Feature importance in the random forest models calculated based on the mean squared errors indicated Romboutsia as the most important feature for predicting the amount of acetate, followed by Dorea, Clostridiales Incertae Sedis XIII unclassified, and Bifidobacterium (Figure 3A). The most important feature when predicting the amount of propionate was Roseburia, followed by Megamonas, Parolsenella and Clostridiales Incertae Sedis XIII unclassified. In the case of butyrate, Faecalibacterium was the most important feature, followed by Prevotella, Roseburia and Clostridiales Incertae Sedis XIII unclassified. Feature importance in the random forest models indicated catechol degradation II (meta-cleavage pathway) as the most important feature for predicting the amount of acetate, 1-4-dihydroxy-6-naphthoate biosynthesis II for predicting the amount of propionate, and L-histidine degradation I for predicting the amount of butyrate (Figure 3B).

Figure 3

Important (A) genera and (B) pathways selected by feature importance in the random forest models calculated based on the mean squared errors.

The machine-learning models showed promising performance, suggesting the possible usage of microbiome data for the prediction of SCFA amounts.

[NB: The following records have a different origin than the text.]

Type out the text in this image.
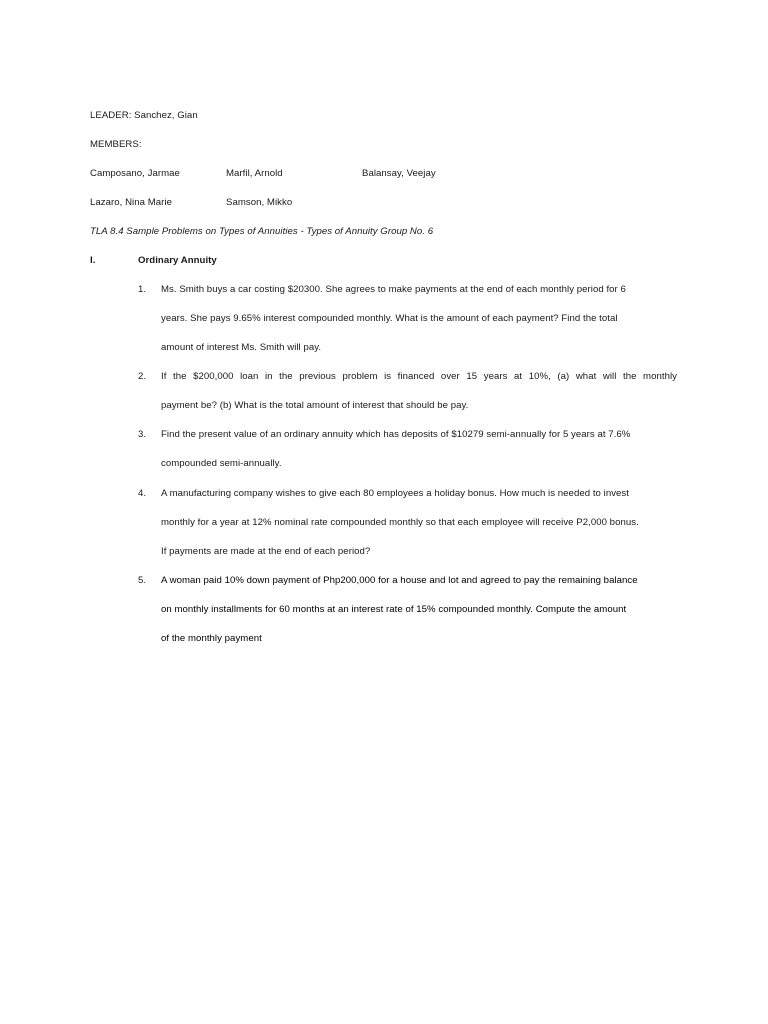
LEADER: Sanchez, Gian
MEMBERS:
Camposano, Jarmae	Marfil, Arnold	Balansay, Veejay
Lazaro, Nina Marie	Samson, Mikko
TLA 8.4 Sample Problems on Types of Annuities - Types of Annuity Group No. 6
I.	Ordinary Annuity
1. Ms. Smith buys a car costing $20300. She agrees to make payments at the end of each monthly period for 6
years. She pays 9.65% interest compounded monthly. What is the amount of each payment? Find the total
amount of interest Ms. Smith will pay.
2. If the $200,000 loan in the previous problem is financed over 15 years at 10%, (a) what will the monthly
payment be? (b) What is the total amount of interest that should be pay.
3. Find the present value of an ordinary annuity which has deposits of $10279 semi-annually for 5 years at 7.6%
compounded semi-annually.
4. A manufacturing company wishes to give each 80 employees a holiday bonus. How much is needed to invest
monthly for a year at 12% nominal rate compounded monthly so that each employee will receive P2,000 bonus.
If payments are made at the end of each period?
5. A woman paid 10% down payment of Php200,000 for a house and lot and agreed to pay the remaining balance
on monthly installments for 60 months at an interest rate of 15% compounded monthly. Compute the amount
of the monthly payment
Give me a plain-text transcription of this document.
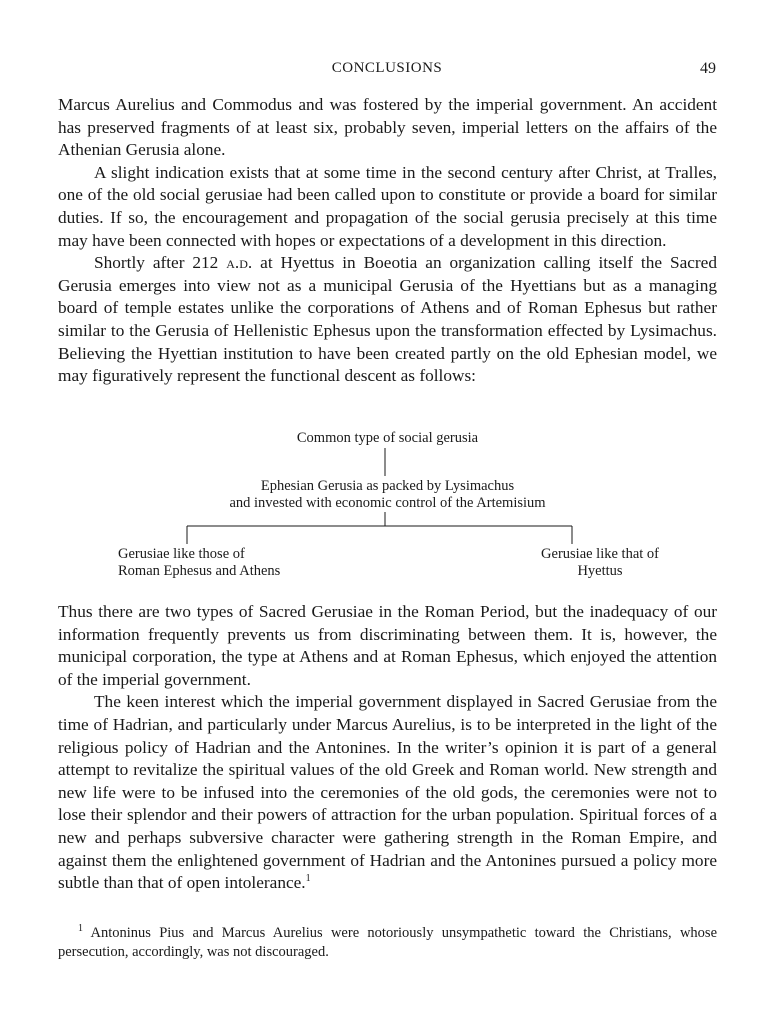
CONCLUSIONS	49

Marcus Aurelius and Commodus and was fostered by the imperial government. An accident has preserved fragments of at least six, probably seven, imperial letters on the affairs of the Athenian Gerusia alone.

A slight indication exists that at some time in the second century after Christ, at Tralles, one of the old social gerusiae had been called upon to constitute or provide a board for similar duties. If so, the encouragement and propagation of the social gerusia precisely at this time may have been connected with hopes or expectations of a development in this direction.

Shortly after 212 a.d. at Hyettus in Boeotia an organization calling itself the Sacred Gerusia emerges into view not as a municipal Gerusia of the Hyettians but as a managing board of temple estates unlike the corporations of Athens and of Roman Ephesus but rather similar to the Gerusia of Hellenistic Ephesus upon the transformation effected by Lysimachus. Believing the Hyettian institution to have been created partly on the old Ephesian model, we may figuratively represent the functional descent as follows:

Common type of social gerusia
Ephesian Gerusia as packed by Lysimachus
and invested with economic control of the Artemisium
Gerusiae like those of
Roman Ephesus and Athens
Gerusiae like that of
Hyettus

Thus there are two types of Sacred Gerusiae in the Roman Period, but the inadequacy of our information frequently prevents us from discriminating between them. It is, however, the municipal corporation, the type at Athens and at Roman Ephesus, which enjoyed the attention of the imperial government.

The keen interest which the imperial government displayed in Sacred Gerusiae from the time of Hadrian, and particularly under Marcus Aurelius, is to be interpreted in the light of the religious policy of Hadrian and the Antonines. In the writer’s opinion it is part of a general attempt to revitalize the spiritual values of the old Greek and Roman world. New strength and new life were to be infused into the ceremonies of the old gods, the ceremonies were not to lose their splendor and their powers of attraction for the urban population. Spiritual forces of a new and perhaps subversive character were gathering strength in the Roman Empire, and against them the enlightened government of Hadrian and the Antonines pursued a policy more subtle than that of open intolerance.$^1$

$^1$ Antoninus Pius and Marcus Aurelius were notoriously unsympathetic toward the Christians, whose persecution, accordingly, was not discouraged.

In this study, we were not able to construct a separate model for each of the prebiotics using only the initial gut microbiome as features because we had only 11 subjects. With increased numbers of subjects, it would be possible to construct a model to predict the best performing prebiotics for different individuals. Through such a model, we might be able to pick up personalized prebiotics that work best with individual gut microbiota.

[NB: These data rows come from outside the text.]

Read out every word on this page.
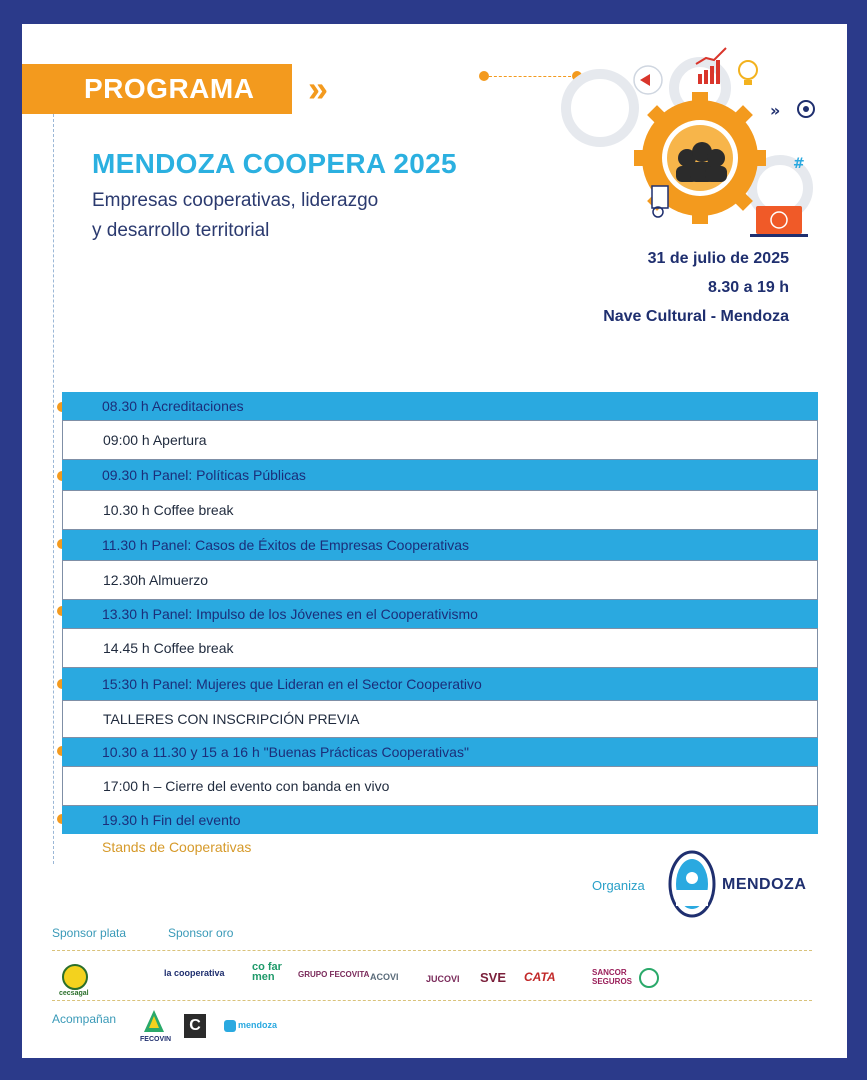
PROGRAMA	»
»
#
MENDOZA COOPERA 2025
Empresas cooperativas, liderazgo
y desarrollo territorial
31 de julio de 2025
8.30 a 19 h
Nave Cultural - Mendoza
08.30 h Acreditaciones
09:00 h Apertura
09.30 h Panel: Políticas Públicas
10.30 h Coffee break
11.30 h Panel: Casos de Éxitos de Empresas Cooperativas
12.30h Almuerzo
13.30 h Panel: Impulso de los Jóvenes en el Cooperativismo
14.45 h Coffee break
15:30 h Panel: Mujeres que Lideran en el Sector Cooperativo
TALLERES CON INSCRIPCIÓN PREVIA
10.30 a 11.30 y 15 a 16 h "Buenas Prácticas Cooperativas"
17:00 h – Cierre del evento con banda en vivo
19.30 h Fin del evento
Stands de Cooperativas
Organiza	MENDOZA
Sponsor plata	Sponsor oro
cecsagal
la cooperativa co far men	GRUPO FECOVITA ACOVI	JUCOVI SVE CATA	SANCOR SEGUROS
Acompañan
FECOVIN
C	mendoza
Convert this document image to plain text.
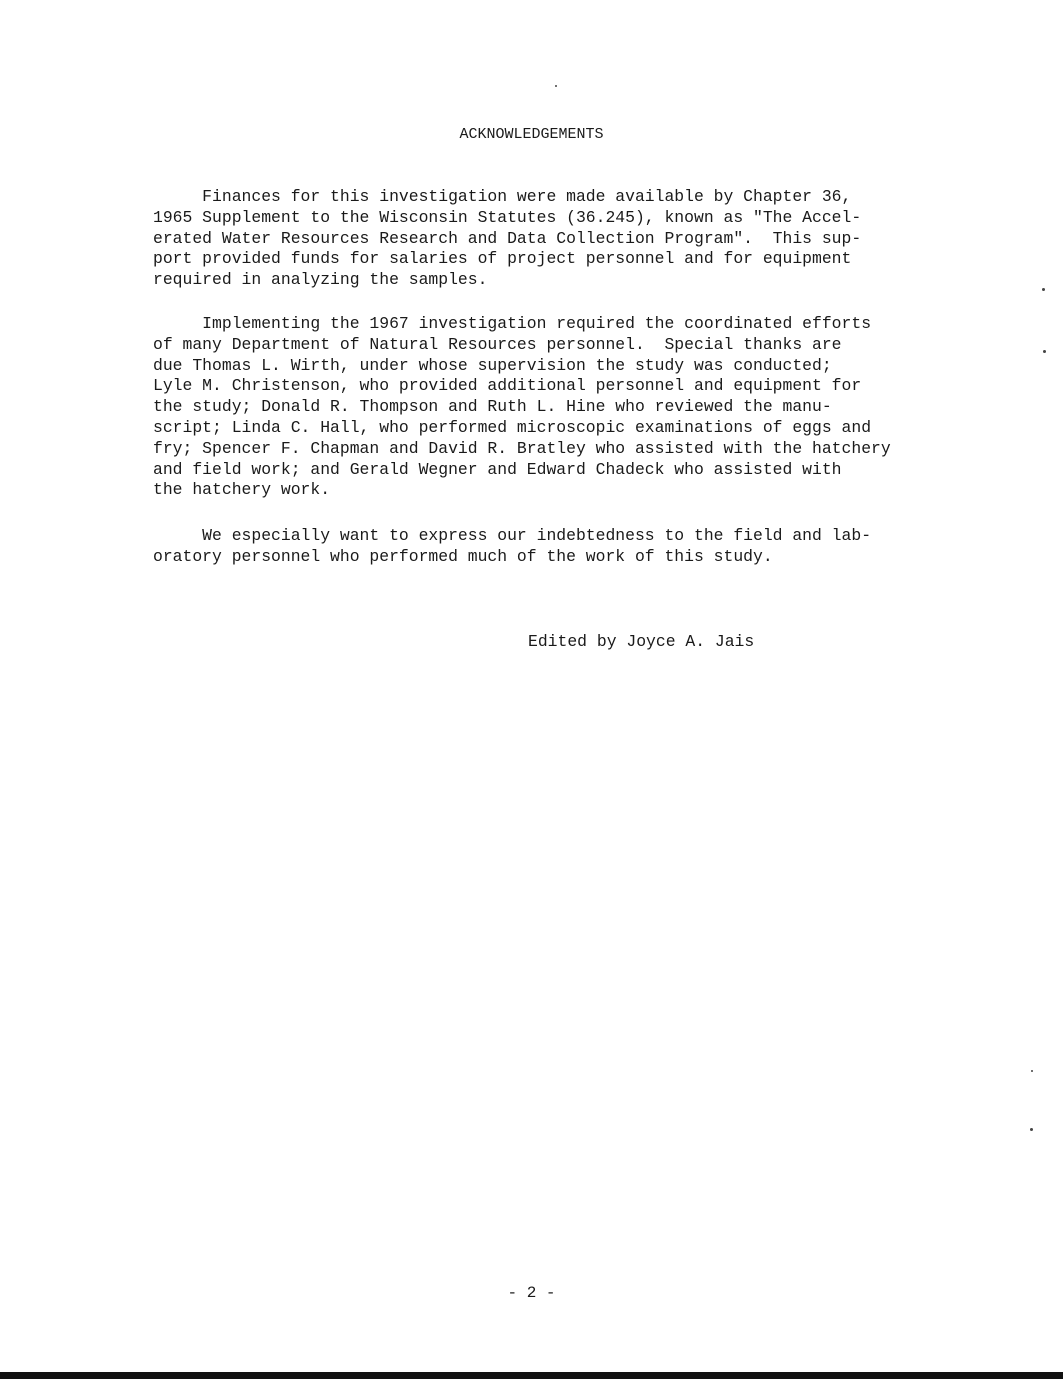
ACKNOWLEDGEMENTS
Finances for this investigation were made available by Chapter 36,
1965 Supplement to the Wisconsin Statutes (36.245), known as "The Accel-
erated Water Resources Research and Data Collection Program".  This sup-
port provided funds for salaries of project personnel and for equipment
required in analyzing the samples.
Implementing the 1967 investigation required the coordinated efforts
of many Department of Natural Resources personnel.  Special thanks are
due Thomas L. Wirth, under whose supervision the study was conducted;
Lyle M. Christenson, who provided additional personnel and equipment for
the study; Donald R. Thompson and Ruth L. Hine who reviewed the manu-
script; Linda C. Hall, who performed microscopic examinations of eggs and
fry; Spencer F. Chapman and David R. Bratley who assisted with the hatchery
and field work; and Gerald Wegner and Edward Chadeck who assisted with
the hatchery work.
We especially want to express our indebtedness to the field and lab-
oratory personnel who performed much of the work of this study.
Edited by Joyce A. Jais
- 2 -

In this study, we used the genus-level compositional data as the input for machine learning because OTU tables are sparse and include too many zeros, which could potentially bring bias/noise when constructing machine-learning models [24]. Future studies may apply long-read metagenomic or amplicon sequencing technology, such as SMRT and MinION, to develop more robust ML models with higher taxonomic resolution.

4. Conclusions

In this study, we were able to assess the performance of eight different prebiotics through an in vitro gastrointestinal digestion and fecal fermentation experiment. Prebiotics treatment elevated the amount of SCFAs and shifted the gut microbial communities, increasing the abundance of favorable bacterial groups with the ability to produce SCFAs. There was also an increase in beneficial metabolic activities after prebiotics treatment. The results from this study can be applied to probiotics studies and provide guidelines for in vivo experiments. The machine-learning approach could also be expanded to find personalized prebiotics treatments.